Apache’s 2015 capital budget less than half of last year’s $8.5 billion
Apache Corp., Houston, plans a capital budget of $3.6-4 billion in 2015, with $2.1-2.3 billion directed toward onshore North America and $1.5-1.7 billion for international and offshore.
The new budget is down significantly from last year’s $8.5 billion. The company lost $5.4 billion on the year, compared with earnings of $2.2 billion in 2013. In the fourth quarter, the company reported a net loss of $4.8 billion, compared with earnings of $174 million in fourth-quarter 2013.
After reducing its rig count from an average of 91 in last year’s third quarter to an estimated 27 by the end of February, Apache plans to run an average of 17 rigs onshore North America in 2015.

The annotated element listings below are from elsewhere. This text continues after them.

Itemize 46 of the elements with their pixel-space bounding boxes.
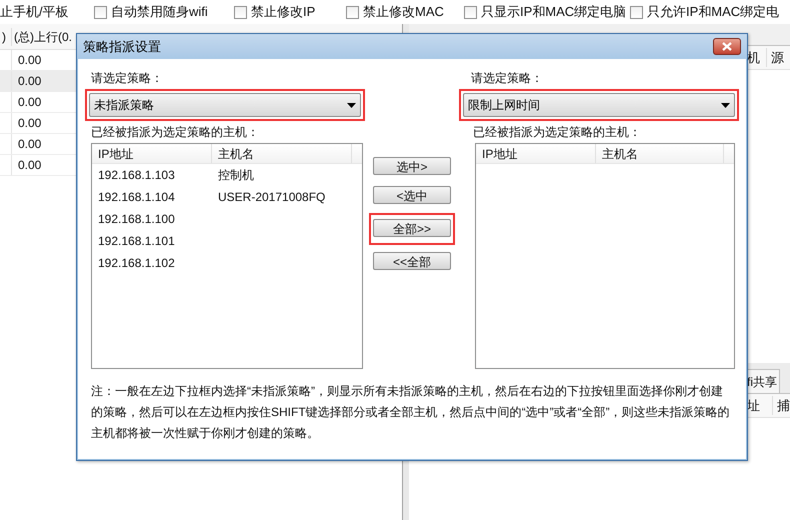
checkbox-label: 禁止修改IP xyxy=(251,3,316,22)
transfer-button[interactable]: 选中> xyxy=(373,157,451,175)
table-cell-text: 0.00 xyxy=(17,115,42,132)
transfer-button[interactable]: <选中 xyxy=(373,186,451,204)
checkbox-label: 自动禁用随身wifi xyxy=(111,3,208,22)
column-header[interactable]: 主机名 xyxy=(212,144,352,163)
checkbox-label: 只允许IP和MAC绑定电 xyxy=(647,3,780,22)
column-header[interactable]: IP地址 xyxy=(476,144,596,163)
checkbox[interactable] xyxy=(346,6,359,18)
table-cell-text: 0.00 xyxy=(17,136,42,153)
checkbox-label: 只显示IP和MAC绑定电脑 xyxy=(481,3,626,22)
note-text: 注：一般在左边下拉框内选择“未指派策略”，则显示所有未指派策略的主机，然后在右边的下拉按钮里面选择你刚才创建的策略，然后可以在左边框内按住SHIFT键选择部分或者全部主机，然后点中间的“选中”或者“全部”，则这些未指派策略的主机都将被一次性赋于你刚才创建的策略。 xyxy=(90,383,731,442)
column-header[interactable]: IP地址 xyxy=(92,144,212,163)
column-header[interactable]: (总)上行(0. xyxy=(12,28,72,46)
table-cell-text: 0.00 xyxy=(17,94,42,111)
window-title: 策略指派设置 xyxy=(83,38,161,56)
host-row[interactable]: 192.168.1.100 xyxy=(92,208,362,230)
list-label: 已经被指派为选定策略的主机： xyxy=(472,124,642,141)
transfer-button[interactable]: 全部>> xyxy=(373,219,451,237)
checkbox[interactable] xyxy=(630,6,643,18)
close-icon xyxy=(722,42,732,51)
column-header[interactable]: 主机名 xyxy=(596,144,724,163)
list-label: 已经被指派为选定策略的主机： xyxy=(90,124,260,141)
dropdown-arrow-icon xyxy=(721,102,730,108)
column-header[interactable]: 源 xyxy=(767,48,784,68)
transfer-button[interactable]: <<全部 xyxy=(373,252,451,270)
strategy-label: 请选定策略： xyxy=(90,70,164,87)
host-row[interactable]: 192.168.1.103 控制机 xyxy=(92,164,362,186)
host-row[interactable]: 192.168.1.104 USER-20171008FQ xyxy=(92,186,362,208)
table-cell-text: 0.00 xyxy=(17,73,42,90)
strategy-label: 请选定策略： xyxy=(470,70,544,87)
table-cell-text: 0.00 xyxy=(17,52,42,69)
strategy-dropdown[interactable]: 限制上网时间 xyxy=(463,93,735,117)
checkbox[interactable] xyxy=(464,6,477,18)
checkbox[interactable] xyxy=(234,6,247,18)
strategy-dropdown[interactable]: 未指派策略 xyxy=(89,93,361,117)
checkbox-label: 止手机/平板 xyxy=(0,3,70,22)
checkbox[interactable] xyxy=(94,6,107,18)
checkbox-label: 禁止修改MAC xyxy=(363,3,444,22)
column-header[interactable]: ) xyxy=(0,28,12,46)
close-button[interactable] xyxy=(713,38,741,55)
table-cell-text: 0.00 xyxy=(17,157,42,174)
host-row[interactable]: 192.168.1.101 xyxy=(92,230,362,252)
column-header[interactable]: 捕 xyxy=(773,396,790,416)
dropdown-arrow-icon xyxy=(347,102,356,108)
host-row[interactable]: 192.168.1.102 xyxy=(92,252,362,274)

The company is also reducing its frac crews by 50% during the same time period and delaying some well completions until service costs decrease materially.
“In 2015, Apache will run a streamlined capital program that focuses on efficiency improvements, downspacing, and other strategic tests to further delineate our extensive inventory of locations within the Permian, Eagle Ford, Canyon Lime, Duvernay, and Montney,” said John J. Christmann IV, Apache’s chief executive officer and president.
Onshore North American production for the year is projected to be relatively flat from last year’s average of 302,000 boe/d, as adjusted for 2014 asset sales. Production internationally and offshore will be up slightly from last year’s average of 207,000 boe/d, as adjusted for 2014 and announced 2015 asset sales.
“We have planned our budget and operations in such a way that we can dynamically manage our activity levels and capital spending to respond quickly to material changes in commodity prices,” explained Christmann.
“Should we see a meaningful rebound in oil prices from current strip levels or a notable shift in our cost structure, we have the organizational capability to add rigs and production quickly and efficiently from our ready inventory of highly economic projects in North America,” he said.